I'm writing a Python Selenium scraper for a web page that uses infinite scrolling to load content dynamically. Over time, as more posts are loaded, the JavaScript heap memory usage in ChromeDriver grows steadily until it eventually crashes with an Out of Memory error.
I tried removing old DOM elements using JavaScript after a certain number of scrolls, but it seems that memory is not actually being freed, or not enough to prevent a crash.
def clear_old_posts(driver):
removed_counts = driver.execute_script("""
let removed = { articles: 0, ads: 0, images: 0, videos: 0, scripts: 0, canvas: 0 };
let articles = document.querySelectorAll('.infinite-scroll-component > div[data-testid^="message-"]');
let ads = document.querySelectorAll('.infinite-scroll-component .py-2');
let images = document.querySelectorAll('img');
let videos = document.querySelectorAll('video, iframe');
let scripts = document.querySelectorAll('script');
let canvasElements = document.querySelectorAll('canvas');
for (let i = 0; i < articles.length; i++) {
articles[i].remove();
removed.articles++;
}
images.forEach(img => { img.remove(); removed.images++; });
videos.forEach(video => { video.remove(); removed.videos++; });
scripts.forEach(script => { script.remove(); removed.scripts++; });
ads.forEach(ad => { ad.remove(); removed.ads++; });
canvasElements.forEach(canvas => { canvas.remove(); removed.canvas++; });
window.stop();
if (window.gc) window.gc(); // Not available unless Chrome launched with --js-flags="--expose-gc"
return removed;
""")
return removed_counts
Refreshing or restarting the ChromeDriver is not an option, as that resets the scroll state and loses progress.
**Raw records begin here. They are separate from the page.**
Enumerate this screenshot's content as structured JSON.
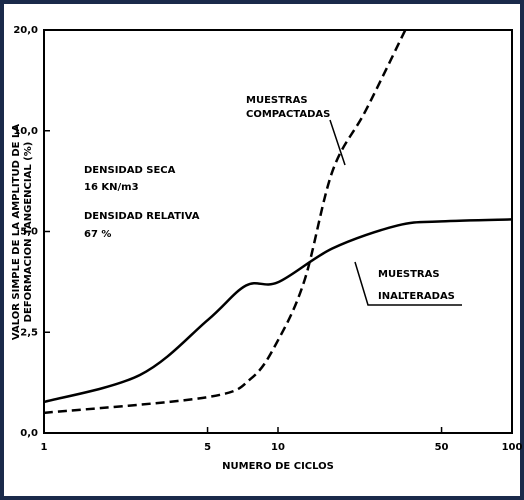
{
  "chart_data": {
    "type": "line",
    "xlabel": "NUMERO DE CICLOS",
    "ylabel": [
      "VALOR SIMPLE DE LA AMPLITUD DE LA",
      "DEFORMACION TANGENCIAL (%)"
    ],
    "xscale": "log",
    "yscale": "piecewise",
    "xlim": [
      1,
      100
    ],
    "xticks": [
      1,
      5,
      10,
      50,
      100
    ],
    "ylim": [
      0,
      20
    ],
    "yticks": [
      {
        "value": 0,
        "label": "0,0"
      },
      {
        "value": 2.5,
        "label": "2,5"
      },
      {
        "value": 5,
        "label": "5,0"
      },
      {
        "value": 10,
        "label": "10,0"
      },
      {
        "value": 20,
        "label": "20,0"
      }
    ],
    "series": [
      {
        "name": "MUESTRAS INALTERADAS",
        "color": "#000000",
        "dash": false,
        "x": [
          1,
          2.57,
          5,
          7.3,
          10,
          17.1,
          32.5,
          50,
          100
        ],
        "values": [
          0.77,
          1.44,
          2.8,
          3.66,
          3.74,
          4.58,
          5.3,
          5.5,
          5.6
        ]
      },
      {
        "name": "MUESTRAS COMPACTADAS",
        "color": "#000000",
        "dash": true,
        "x": [
          1,
          5,
          7.7,
          10,
          13,
          17.1,
          23.7,
          35
        ],
        "values": [
          0.5,
          0.89,
          1.36,
          2.3,
          3.8,
          8.0,
          12,
          20
        ]
      }
    ],
    "annotations": [
      "MUESTRAS",
      "COMPACTADAS",
      "MUESTRAS",
      "INALTERADAS",
      "DENSIDAD SECA",
      "16 KN/m3",
      "DENSIDAD RELATIVA",
      "67 %"
    ]
  }
}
I need to maintain the session to keep loading more posts.
Here are my questions:
- Why isn't memory freed after removing DOM elements? Is ChromeDriver retaining references somehow?
- Is there a way to force garbage collection or clear memory more aggressively from within a Selenium session?
- Is there any workaround that doesn't involve restarting the driver or refreshing the page?
P.S:: the website is stocktwits.com for a specific symbol.